Erstens: Wir lehnen die reflexhafte Forderung nach Verschärfung der Sicherheitsgesetze ab. Wir müssen uns endlich von der Lebenslüge einer verfehlten Sicherheitspolitik verabschieden. Mehr Überwachung schafft nicht mehr Sicherheit. Wer meint, die Freiheit auf dem Altar einer trügerischen Sicherheit opfern zu müssen, verliert beides, nämlich die Freiheit und die Sicherheit. Und es sind jetzt schon wieder Stimmen zu hören, die sogar die rechtswidrige flächendeckende Überwachung durch die NSA mit diesen Anschlägen rechtfertigen. Wir plädieren dafür, die Lage mit einem nüchternen Kopf zu analysieren und damit umzugehen. Ein Defizit der Sicherheitspolitik liegt seit Jahren, das wissen wir alle, in der mangelhaften Ausstattung der Polizei. Deshalb, wer wirklich mehr Sicherheit will, muss zwingend eine andere, bessere materielle Ausstattung der Polizei durchsetzen. Es wäre ein hervorragendes Zeichen, wenn Bund und Länder gemeinsam einen Personalabbaustopp für die Polizei verhängen würden.
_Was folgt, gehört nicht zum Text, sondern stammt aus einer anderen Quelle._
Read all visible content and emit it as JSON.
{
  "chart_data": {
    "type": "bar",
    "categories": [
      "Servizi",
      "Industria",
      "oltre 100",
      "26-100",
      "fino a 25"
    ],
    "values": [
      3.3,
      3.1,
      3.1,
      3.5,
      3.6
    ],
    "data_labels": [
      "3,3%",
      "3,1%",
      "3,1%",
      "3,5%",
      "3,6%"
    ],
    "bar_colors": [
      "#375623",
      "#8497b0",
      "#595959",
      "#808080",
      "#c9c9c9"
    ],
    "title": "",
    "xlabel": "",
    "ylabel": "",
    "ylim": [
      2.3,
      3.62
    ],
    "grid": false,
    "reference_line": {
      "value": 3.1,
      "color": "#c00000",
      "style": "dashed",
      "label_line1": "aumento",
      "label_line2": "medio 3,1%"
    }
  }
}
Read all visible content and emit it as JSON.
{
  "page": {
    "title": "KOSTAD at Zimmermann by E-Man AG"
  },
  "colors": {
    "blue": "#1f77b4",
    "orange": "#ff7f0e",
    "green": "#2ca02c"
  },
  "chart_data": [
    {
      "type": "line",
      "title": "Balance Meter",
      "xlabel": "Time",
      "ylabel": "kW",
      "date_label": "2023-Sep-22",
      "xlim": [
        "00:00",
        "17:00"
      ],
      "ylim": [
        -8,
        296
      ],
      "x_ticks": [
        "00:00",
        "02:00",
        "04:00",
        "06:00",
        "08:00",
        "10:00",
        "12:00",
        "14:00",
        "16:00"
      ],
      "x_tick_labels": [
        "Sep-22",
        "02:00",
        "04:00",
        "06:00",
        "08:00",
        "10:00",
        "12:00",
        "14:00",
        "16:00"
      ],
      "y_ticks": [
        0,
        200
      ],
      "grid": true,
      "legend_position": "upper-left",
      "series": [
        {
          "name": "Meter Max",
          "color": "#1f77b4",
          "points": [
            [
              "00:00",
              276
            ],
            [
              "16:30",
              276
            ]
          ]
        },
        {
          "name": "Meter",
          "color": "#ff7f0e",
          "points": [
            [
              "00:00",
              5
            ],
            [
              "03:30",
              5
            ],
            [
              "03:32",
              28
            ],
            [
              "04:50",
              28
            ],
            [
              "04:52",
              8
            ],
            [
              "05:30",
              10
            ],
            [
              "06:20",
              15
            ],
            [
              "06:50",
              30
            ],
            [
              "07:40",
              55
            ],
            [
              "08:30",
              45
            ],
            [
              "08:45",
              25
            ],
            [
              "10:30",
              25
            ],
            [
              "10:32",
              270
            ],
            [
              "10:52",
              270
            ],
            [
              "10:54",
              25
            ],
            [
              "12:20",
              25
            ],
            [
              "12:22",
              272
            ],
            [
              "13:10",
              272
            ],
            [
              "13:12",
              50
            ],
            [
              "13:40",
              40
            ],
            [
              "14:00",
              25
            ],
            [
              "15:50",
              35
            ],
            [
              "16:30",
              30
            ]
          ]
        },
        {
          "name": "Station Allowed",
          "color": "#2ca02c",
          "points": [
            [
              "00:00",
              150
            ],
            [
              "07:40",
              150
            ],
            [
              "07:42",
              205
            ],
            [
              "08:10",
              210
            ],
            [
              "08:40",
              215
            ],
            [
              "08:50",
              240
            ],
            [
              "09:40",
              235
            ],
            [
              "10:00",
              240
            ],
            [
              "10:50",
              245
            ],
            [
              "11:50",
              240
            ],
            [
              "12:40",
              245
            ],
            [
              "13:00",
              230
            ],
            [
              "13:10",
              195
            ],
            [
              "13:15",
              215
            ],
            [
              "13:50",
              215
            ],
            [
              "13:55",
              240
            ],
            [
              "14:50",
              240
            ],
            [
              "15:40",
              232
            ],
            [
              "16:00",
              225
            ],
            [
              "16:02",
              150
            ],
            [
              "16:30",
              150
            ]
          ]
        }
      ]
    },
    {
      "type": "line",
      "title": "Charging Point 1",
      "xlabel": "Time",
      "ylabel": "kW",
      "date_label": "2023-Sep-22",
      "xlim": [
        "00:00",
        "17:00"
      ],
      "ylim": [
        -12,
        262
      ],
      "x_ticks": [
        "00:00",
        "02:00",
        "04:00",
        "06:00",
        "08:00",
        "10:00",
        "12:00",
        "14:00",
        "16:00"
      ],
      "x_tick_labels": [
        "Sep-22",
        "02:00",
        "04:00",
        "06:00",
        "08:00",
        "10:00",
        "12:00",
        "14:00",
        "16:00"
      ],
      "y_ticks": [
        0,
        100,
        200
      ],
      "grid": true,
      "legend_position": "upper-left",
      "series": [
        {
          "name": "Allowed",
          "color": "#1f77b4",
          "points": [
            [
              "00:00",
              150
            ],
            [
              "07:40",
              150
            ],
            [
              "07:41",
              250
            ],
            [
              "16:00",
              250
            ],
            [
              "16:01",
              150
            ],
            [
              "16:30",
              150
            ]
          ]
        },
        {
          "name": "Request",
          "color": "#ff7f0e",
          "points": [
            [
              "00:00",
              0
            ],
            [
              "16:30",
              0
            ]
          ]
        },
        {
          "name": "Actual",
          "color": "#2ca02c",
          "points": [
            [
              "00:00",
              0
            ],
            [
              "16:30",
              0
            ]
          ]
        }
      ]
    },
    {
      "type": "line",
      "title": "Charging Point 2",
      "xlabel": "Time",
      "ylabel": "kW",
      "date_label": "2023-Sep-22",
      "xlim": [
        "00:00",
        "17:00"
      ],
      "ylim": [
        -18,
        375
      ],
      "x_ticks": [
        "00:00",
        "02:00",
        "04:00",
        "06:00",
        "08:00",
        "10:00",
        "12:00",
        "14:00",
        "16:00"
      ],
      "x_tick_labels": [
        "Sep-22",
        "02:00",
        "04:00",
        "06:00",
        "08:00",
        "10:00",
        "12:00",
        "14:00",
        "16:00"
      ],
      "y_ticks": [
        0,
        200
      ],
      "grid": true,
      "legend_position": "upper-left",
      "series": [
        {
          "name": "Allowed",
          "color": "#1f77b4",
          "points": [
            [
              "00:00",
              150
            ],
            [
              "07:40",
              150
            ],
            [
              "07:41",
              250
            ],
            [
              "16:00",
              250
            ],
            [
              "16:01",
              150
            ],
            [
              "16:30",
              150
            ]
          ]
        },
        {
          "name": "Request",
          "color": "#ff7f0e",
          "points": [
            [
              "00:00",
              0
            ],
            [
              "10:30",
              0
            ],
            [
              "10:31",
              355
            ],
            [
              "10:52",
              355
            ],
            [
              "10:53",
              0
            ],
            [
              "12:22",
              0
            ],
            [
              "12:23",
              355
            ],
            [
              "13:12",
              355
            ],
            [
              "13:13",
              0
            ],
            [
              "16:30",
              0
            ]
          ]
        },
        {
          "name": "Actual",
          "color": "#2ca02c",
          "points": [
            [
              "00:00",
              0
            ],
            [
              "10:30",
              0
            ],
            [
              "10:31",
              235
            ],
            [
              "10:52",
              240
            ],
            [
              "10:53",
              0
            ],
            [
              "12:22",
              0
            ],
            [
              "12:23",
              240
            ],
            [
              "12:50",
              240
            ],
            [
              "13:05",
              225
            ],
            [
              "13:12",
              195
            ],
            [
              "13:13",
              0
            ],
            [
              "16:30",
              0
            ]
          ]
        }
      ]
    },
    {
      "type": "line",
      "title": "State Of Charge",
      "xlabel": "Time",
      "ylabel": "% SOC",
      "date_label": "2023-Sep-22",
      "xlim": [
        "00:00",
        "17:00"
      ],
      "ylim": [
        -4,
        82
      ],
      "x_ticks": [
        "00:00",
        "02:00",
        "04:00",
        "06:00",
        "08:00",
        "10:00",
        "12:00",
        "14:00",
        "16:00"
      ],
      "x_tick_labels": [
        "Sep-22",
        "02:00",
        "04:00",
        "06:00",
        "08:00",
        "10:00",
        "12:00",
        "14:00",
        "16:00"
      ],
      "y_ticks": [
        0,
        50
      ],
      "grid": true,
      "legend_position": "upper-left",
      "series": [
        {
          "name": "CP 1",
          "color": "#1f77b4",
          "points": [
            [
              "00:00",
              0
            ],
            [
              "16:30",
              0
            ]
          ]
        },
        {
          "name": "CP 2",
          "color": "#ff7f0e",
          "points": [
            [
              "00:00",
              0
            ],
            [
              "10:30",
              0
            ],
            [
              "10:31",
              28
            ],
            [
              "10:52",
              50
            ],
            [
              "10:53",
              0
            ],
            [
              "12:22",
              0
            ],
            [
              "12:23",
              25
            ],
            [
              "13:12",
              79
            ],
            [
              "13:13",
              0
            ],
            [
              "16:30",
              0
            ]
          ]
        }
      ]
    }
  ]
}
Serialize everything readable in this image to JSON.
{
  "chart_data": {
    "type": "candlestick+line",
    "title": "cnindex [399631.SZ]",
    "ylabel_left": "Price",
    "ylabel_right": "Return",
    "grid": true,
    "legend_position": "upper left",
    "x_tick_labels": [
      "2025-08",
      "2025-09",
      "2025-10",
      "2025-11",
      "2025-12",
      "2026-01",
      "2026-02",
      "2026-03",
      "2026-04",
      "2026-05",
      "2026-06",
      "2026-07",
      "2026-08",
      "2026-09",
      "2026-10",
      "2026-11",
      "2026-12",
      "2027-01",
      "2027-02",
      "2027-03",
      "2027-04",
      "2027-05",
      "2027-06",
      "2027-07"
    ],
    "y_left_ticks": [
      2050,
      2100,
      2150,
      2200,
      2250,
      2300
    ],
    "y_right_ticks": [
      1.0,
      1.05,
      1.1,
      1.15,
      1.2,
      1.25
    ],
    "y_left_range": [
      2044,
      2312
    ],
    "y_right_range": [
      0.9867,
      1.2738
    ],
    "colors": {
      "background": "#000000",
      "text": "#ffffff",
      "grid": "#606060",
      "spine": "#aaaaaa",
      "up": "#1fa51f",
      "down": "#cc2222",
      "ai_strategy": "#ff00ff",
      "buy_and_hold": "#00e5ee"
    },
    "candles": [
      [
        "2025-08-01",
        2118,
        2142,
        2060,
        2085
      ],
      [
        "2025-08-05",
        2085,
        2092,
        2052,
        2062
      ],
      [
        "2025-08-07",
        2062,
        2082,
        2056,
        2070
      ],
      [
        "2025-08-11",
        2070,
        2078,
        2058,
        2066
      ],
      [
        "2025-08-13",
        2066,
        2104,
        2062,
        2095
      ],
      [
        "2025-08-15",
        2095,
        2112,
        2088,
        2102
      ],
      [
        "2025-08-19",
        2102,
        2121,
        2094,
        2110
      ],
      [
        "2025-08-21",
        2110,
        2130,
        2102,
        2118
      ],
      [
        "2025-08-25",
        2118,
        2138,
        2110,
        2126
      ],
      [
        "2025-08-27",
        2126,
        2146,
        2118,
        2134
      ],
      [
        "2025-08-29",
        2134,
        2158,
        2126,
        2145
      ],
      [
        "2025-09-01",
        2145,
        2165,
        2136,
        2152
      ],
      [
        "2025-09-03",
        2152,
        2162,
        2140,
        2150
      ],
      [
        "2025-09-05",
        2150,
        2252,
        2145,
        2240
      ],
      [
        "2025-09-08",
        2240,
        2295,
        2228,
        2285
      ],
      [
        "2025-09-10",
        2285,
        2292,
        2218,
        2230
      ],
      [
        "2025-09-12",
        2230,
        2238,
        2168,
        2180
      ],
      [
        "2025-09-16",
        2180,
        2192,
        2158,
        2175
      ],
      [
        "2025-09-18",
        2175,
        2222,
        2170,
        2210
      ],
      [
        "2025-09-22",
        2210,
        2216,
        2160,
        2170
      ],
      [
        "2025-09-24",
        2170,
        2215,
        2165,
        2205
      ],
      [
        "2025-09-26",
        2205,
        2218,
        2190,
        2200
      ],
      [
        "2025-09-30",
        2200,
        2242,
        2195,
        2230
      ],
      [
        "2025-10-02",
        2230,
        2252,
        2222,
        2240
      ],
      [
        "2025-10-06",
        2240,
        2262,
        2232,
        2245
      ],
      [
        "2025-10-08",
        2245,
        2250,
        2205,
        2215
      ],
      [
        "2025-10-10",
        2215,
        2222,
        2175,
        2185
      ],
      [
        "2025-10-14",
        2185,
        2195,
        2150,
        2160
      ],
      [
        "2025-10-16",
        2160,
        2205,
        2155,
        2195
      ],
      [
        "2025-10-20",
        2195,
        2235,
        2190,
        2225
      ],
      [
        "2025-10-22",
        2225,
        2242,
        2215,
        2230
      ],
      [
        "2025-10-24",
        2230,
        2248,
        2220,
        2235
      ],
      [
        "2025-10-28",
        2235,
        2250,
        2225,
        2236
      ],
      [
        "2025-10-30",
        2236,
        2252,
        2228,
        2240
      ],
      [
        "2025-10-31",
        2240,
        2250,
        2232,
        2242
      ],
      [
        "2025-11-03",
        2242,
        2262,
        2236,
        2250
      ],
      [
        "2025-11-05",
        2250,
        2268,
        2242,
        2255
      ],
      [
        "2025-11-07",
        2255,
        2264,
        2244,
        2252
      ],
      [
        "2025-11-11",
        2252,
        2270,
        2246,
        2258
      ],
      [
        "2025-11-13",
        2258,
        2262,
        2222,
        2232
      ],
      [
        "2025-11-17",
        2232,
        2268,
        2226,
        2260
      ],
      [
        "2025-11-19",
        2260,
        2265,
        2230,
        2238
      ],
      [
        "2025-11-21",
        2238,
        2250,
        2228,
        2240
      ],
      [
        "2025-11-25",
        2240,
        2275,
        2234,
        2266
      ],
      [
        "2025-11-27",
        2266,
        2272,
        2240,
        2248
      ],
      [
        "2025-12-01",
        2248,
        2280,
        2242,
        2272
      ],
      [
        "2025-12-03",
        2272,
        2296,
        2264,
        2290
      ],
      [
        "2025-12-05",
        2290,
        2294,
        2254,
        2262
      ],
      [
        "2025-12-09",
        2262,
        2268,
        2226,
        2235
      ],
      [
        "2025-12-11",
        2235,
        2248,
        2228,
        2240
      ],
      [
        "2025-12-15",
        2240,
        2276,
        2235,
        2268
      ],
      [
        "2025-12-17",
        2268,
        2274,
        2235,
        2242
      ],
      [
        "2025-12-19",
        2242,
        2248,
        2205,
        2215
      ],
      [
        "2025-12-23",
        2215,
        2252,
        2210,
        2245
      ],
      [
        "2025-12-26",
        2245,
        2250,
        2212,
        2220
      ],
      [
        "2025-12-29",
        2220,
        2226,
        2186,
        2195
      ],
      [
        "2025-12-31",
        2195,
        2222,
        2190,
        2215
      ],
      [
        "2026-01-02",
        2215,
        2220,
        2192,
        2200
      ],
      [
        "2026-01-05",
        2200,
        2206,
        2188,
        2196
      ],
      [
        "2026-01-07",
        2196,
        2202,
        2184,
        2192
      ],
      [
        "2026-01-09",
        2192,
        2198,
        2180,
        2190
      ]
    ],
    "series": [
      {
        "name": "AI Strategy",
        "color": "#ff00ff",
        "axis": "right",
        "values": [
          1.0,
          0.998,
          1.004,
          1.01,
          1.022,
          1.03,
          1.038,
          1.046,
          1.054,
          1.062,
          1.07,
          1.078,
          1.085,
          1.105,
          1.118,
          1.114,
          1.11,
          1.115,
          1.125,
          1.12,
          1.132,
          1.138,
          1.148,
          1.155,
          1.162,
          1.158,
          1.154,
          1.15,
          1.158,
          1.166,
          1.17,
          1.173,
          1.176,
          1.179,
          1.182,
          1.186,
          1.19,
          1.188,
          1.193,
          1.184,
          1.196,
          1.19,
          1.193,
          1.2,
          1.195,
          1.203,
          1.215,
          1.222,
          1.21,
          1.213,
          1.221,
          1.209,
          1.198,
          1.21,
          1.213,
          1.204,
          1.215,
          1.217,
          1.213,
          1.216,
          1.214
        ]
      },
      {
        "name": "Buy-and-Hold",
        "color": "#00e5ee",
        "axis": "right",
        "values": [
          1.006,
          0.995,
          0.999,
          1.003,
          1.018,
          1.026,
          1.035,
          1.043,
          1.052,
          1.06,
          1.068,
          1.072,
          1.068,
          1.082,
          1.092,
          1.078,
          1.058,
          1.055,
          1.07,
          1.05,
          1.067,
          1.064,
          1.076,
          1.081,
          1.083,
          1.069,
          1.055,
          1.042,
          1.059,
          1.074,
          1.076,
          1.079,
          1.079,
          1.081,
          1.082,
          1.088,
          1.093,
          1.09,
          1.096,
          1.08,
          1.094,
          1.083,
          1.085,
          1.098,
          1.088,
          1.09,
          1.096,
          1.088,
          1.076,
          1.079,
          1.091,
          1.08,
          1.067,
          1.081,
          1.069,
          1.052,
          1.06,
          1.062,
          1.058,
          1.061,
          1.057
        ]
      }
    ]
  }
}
Zweitens: Wir sind besorgt, wie von rechter Seite - sowohl von der CSU und der AfD als auch von Pegida und natürlich der NPD - versucht wird, diese Anschläge zum weiteren Anheizen einer Debatte zu nutzen, die sich nicht gegen Gewalt und Terrorismus richtet, sondern gegen Millionen Muslime, die in unserem Land leben und friedlich leben wollen. Die extremen Terroristen wollen erreichen, dass sich die Muslime in Europa und in Amerika vom Westen distanzieren. Wer sich von den Muslimen distanziert und sie zu Feinden erklärt, betreibt objektiv das Geschäft dieser Kräfte. Es nützt nicht der Integration, sondern im Gegenteil, man arbeitet auf diesem Weg geradezu dem Islamischen Staat zu. Diesen Vorwurf müssen sich CSU, AfD, Pegida und andere gefallen lassen. Wir werden in dieser Auseinandersetzung stets auf der Seite der religiösen Toleranz und des Dialogs stehen. Wir werden als Vorsitzende der LINKEN, Katja Kipping und ich zusammen mit Gregor Gysi, an der vom Zentralrat der Muslime und der Türkischen Gemeinde organisierten Mahnwache hier in Berlin teilnehmen und zeigen, dass es an dieser Stelle kein Wackeln der demokratischen Kräfte geben darf.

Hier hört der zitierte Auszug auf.